15 Mayıs 1919’da İzmir’e çıkan Yunan Ordusunun, herkesin dini inanış, adap ve geleneklerine saygılı bulunulacağı teminatının hiç bir değerinin olmadığı, kısa sürede yerli Rumlarla birlikte başlattıkları Türk avı, tecavüz, talan ve soygunlarla hemen meydana çıkmıştı. İzmir’de hiçbir mukavemetle karşılaşmamasına rağmen Yunan askerleri ve yerli Rumların şehrin her tarafındaki yağma ve talanı, tecavüz ve katliamlarını, İtilaf Devletleri temsilcileri de ne yazık ki seyretmekle yetinmişlerdi. 

İlk 48 saatte 2000’den fazla Türk katledilmiş, soyulmadık Türk evi bırakılmamıştı. 18 Mayıs akşamı İzmir ve Urla Yarımadası’nı kontrol altına alan Yunan Ordusu müteakip üç günde de kuzeyde Menemen, doğuda Kemalpaşa, güneyde de Torbalı’ya kadar bölgeyi işgal etmişti. 

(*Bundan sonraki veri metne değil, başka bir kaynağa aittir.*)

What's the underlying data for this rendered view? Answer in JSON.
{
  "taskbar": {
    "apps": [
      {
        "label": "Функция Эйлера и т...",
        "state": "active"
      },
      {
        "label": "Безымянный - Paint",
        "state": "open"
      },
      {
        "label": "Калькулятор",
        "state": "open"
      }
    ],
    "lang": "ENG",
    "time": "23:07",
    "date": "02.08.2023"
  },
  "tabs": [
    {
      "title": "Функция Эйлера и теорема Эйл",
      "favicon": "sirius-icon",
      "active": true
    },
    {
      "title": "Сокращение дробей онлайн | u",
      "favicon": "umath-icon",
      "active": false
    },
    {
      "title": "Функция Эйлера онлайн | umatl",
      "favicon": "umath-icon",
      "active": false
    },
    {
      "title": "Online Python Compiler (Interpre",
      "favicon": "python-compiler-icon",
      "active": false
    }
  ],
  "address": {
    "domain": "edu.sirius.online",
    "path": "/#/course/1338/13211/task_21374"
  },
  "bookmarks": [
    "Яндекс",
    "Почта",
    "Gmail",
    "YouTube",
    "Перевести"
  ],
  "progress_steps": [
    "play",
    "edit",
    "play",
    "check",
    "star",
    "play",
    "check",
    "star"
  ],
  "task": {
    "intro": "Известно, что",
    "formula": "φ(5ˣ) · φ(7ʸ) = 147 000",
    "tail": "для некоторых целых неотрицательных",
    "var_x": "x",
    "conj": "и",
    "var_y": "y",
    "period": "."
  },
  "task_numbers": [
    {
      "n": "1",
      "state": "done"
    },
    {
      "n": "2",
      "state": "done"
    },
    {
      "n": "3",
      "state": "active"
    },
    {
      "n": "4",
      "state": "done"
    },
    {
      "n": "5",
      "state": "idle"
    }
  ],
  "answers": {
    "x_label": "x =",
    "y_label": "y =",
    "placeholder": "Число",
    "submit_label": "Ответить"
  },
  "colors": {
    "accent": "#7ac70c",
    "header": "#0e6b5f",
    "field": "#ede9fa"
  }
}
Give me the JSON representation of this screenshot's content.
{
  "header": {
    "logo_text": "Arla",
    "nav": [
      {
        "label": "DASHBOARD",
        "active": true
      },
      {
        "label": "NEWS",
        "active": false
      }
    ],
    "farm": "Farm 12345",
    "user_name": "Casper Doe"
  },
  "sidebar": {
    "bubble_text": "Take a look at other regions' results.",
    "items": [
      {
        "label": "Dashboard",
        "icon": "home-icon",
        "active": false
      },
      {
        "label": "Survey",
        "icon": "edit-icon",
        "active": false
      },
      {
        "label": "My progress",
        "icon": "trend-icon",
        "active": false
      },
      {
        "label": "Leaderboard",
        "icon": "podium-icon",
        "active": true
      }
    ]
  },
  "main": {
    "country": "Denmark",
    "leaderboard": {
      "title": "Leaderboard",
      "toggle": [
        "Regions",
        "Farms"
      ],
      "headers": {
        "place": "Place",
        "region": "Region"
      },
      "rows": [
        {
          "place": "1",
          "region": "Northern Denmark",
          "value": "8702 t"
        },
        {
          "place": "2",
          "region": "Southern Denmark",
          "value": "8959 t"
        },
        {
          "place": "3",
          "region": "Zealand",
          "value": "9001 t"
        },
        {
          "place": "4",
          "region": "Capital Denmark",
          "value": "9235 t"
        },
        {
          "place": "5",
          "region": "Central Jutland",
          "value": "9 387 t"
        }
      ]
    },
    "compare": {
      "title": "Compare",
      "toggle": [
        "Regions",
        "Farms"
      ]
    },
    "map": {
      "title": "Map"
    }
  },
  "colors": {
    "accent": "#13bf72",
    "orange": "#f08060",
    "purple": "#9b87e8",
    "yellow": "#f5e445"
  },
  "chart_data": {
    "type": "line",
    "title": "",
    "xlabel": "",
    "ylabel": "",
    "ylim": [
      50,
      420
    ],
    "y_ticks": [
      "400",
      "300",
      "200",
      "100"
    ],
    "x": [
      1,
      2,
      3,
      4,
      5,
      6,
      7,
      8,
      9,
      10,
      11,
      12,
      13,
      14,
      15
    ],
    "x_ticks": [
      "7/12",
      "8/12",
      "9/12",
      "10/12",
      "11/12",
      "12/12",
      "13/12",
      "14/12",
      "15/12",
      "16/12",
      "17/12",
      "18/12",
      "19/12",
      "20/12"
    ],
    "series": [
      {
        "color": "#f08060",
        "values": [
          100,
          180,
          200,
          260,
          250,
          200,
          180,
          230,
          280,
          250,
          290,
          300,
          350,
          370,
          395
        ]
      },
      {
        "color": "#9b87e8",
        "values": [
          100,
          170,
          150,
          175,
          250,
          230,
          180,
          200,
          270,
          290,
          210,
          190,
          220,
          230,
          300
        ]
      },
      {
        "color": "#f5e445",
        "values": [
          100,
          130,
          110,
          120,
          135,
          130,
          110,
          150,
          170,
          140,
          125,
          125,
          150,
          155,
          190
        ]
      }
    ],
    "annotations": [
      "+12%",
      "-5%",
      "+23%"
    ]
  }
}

Ocak ayından beri Paris’te müttefiklerin barış şartlarını tespit çalışmalarında, Osmanlı’dan büyük pay kapmak için; Yunan Başbakanı Venizelos, Rum Pontus Temsilcisi Trabzon Metropoliti Hrisantos, Ermeni Temsilcisi Nubar Paşa ve Kürt Temsilcisi Şerit Paşa da Paris’te kulislerde boy gösteriyorlardı. 

Nitekim Venizelos; Paris’ten Yunan Ordusuna emirler yağdırarak, 19 Mayıs’ta Kuşadası’na çıkan İtalyanlara Aydın’ın kaptırılmamasını ve Ayvalık’ın işgalinin önemini vurguluyordu.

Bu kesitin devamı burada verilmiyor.